WASHINGTON -- Rep. Joe Morelle (NY) introduced the Digital Fair Repair Act in the House of Representatives Thursday. The bill would require manufacturers of digital products from tablets to tractors to provide access to parts and service materials for consumers and independent repair people. While state lawmakers have introduced similar measures across the country, this is the first time a Congressperson has presented a broad Right to Repair bill to Congress.  

"Right to Repair just makes sense,” said Nathan Proctor, U.S. PIRG Senior Right to Repair Campaign Director. “It saves money and it keeps electronics in use and off the scrap heap. It helps farmers keep equipment in the field and out of the dealership. No matter how many lobbyists Apple, Microsoft, John Deere and other big companies hire to put obstacles in the way of us fixing our stuff, Right to Repair keeps pushing ahead, thanks to champions such as Rep. Morelle." 

The bill will likely face significant opposition. According to our analysis, companies that contribute to lobbying efforts against Right to Repair are cumulatively worth about $10.7 trillion. But the “David vs. Goliath” nature of this campaign is part of why so many Americans are drawn to this issue. 

“For too long, large corporations have hindered the progress of small business owners and everyday Americans by preventing them from the right to repair their own equipment,” said Rep. Morelle. “It’s long past time to level the playing field, which is why I’m so proud to introduce the Fair Repair Act and put the power back in the hands of consumers. This common-sense legislation will help make technology repairs more accessible and affordable for items from cell phones to laptops to farm equipment, finally giving individuals the autonomy they deserve.”

The bill comes on the heels of a landmark report by the Federal Trade Commission (FTC) which investigated the topic, found that repair restrictions clearly are harming consumers, and concluded, “there is scant evidence to support manufacturers’ justifications for repair restrictions.” 

So far in 2021, a record number of states have considered Right to Repair legislation. The campaign achieved a milestone last week when the New York Senate passed a broad Right to Repair measure.

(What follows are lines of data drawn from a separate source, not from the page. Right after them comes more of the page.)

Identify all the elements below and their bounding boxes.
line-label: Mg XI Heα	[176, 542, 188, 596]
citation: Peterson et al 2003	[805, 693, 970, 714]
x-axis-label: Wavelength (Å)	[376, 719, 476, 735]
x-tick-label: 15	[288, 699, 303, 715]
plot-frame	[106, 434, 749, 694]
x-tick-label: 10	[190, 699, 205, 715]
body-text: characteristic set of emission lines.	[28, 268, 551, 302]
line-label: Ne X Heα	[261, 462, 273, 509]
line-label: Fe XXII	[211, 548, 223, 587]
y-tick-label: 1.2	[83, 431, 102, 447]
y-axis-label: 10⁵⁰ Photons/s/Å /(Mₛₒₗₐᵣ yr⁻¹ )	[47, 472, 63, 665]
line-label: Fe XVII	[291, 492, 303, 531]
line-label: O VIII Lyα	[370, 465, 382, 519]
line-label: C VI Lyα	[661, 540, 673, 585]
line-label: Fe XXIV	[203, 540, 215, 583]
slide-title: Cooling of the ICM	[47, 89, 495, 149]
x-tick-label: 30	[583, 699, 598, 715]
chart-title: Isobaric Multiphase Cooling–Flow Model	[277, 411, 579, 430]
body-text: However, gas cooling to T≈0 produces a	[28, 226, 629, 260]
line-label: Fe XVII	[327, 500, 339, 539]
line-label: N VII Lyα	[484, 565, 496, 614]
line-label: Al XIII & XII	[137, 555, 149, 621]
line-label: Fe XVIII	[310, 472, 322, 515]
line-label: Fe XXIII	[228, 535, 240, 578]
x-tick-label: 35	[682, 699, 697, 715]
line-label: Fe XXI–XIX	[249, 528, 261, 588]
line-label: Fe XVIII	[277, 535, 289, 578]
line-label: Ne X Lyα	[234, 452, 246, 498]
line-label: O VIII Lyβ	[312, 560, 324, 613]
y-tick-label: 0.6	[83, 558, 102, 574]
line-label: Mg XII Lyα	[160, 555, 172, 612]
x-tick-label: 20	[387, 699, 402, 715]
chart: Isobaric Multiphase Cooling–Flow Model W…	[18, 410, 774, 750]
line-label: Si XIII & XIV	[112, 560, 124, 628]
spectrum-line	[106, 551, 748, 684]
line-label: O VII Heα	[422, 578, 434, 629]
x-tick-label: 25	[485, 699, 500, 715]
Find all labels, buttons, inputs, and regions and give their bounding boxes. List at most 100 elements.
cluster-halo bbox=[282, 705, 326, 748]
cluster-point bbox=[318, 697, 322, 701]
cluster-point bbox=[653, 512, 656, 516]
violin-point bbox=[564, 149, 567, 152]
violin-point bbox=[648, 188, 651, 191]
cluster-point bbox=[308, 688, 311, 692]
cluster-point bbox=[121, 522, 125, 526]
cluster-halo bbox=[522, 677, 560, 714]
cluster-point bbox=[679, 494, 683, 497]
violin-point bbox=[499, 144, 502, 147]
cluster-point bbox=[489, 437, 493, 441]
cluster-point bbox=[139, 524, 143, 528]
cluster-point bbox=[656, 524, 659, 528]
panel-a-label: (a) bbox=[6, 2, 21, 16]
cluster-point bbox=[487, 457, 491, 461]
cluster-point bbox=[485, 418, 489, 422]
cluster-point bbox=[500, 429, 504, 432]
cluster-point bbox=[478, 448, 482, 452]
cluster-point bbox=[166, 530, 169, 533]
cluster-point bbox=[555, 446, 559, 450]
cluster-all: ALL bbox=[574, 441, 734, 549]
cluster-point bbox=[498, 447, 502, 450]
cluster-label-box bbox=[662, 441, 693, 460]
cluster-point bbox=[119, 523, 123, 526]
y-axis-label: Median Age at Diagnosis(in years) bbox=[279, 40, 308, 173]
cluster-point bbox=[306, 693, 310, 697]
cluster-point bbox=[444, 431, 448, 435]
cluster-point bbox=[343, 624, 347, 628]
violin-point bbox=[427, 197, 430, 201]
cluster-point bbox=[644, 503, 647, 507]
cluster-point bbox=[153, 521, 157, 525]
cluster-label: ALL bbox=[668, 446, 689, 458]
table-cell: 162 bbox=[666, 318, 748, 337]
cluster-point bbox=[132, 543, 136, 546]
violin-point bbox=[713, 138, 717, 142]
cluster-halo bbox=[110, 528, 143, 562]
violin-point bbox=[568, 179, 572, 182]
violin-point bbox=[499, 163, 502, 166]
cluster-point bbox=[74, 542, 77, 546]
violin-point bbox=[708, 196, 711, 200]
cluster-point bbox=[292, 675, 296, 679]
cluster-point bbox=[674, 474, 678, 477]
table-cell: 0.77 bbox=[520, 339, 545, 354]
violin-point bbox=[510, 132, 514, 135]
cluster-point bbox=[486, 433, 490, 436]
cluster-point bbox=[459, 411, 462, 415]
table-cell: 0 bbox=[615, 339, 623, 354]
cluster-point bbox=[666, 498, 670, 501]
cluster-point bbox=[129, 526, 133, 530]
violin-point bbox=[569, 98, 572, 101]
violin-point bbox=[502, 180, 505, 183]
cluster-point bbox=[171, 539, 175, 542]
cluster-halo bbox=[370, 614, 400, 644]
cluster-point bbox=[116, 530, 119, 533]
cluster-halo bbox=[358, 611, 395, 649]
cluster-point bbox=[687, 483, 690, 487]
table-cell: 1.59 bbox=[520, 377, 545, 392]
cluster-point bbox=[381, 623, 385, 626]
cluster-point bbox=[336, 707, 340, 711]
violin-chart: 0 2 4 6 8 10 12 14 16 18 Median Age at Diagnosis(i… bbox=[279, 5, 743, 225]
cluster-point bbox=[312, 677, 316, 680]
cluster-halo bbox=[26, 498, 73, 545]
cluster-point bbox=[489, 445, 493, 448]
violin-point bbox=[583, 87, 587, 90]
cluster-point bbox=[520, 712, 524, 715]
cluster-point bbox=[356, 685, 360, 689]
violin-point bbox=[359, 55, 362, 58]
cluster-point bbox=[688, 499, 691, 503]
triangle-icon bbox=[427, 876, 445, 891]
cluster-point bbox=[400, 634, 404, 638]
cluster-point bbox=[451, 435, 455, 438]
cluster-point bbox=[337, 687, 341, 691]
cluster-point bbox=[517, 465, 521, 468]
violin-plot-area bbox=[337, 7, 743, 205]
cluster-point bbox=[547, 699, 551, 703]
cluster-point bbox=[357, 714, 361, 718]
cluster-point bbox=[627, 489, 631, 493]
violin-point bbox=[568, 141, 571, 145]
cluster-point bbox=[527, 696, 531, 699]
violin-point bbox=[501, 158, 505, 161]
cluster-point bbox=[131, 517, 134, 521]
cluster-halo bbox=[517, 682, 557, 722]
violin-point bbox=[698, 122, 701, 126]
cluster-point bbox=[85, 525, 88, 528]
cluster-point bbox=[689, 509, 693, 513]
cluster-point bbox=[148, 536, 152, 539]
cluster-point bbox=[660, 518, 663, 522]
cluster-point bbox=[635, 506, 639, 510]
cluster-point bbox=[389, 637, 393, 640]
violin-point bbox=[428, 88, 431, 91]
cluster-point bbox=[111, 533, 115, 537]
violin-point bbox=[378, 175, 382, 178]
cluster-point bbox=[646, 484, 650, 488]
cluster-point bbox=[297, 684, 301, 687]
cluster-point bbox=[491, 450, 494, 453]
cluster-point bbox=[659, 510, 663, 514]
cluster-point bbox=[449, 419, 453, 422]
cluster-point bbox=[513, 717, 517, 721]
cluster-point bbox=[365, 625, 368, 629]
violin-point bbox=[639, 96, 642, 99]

Though the state Assembly declined to follow suit, advocates’ efforts are making progress. 

"Every year I've worked on Right to Repair, it's gotten bigger, as more and more people want to see independent repair protected. From just a few states, to 27 states so far this year,” said Gay Gordon-Byrne, Executive Director of Repair.org. “We've seen progress in the E.U. and Australia, and now Congress is taking it up. Rep. Joe Morelle has been a champion for much of that journey, sponsoring legislation while in the state house in Albany, starting in 2015. Everywhere you go, people just want to be able to choose for themselves how to fix their stuff. You'd think manufacturers would wise up."

The news comes on the heels of the announcement that a leading antitrust expert, Columbia University Law Professor Lina Khan, will now chair the FTC. Khan has previously opposed how big tech companies undermine competition. 

“Big tech companies shouldn't be able to dictate how we use the things we own or keep us from fixing our stuff,” said Kerry Sheehan, U.S. policy lead for iFixit. “We applaud Representative Joe Morelle for taking the fight for Right to Repair to Congress and for standing up for consumers, farmers, and independent repair shops nationwide."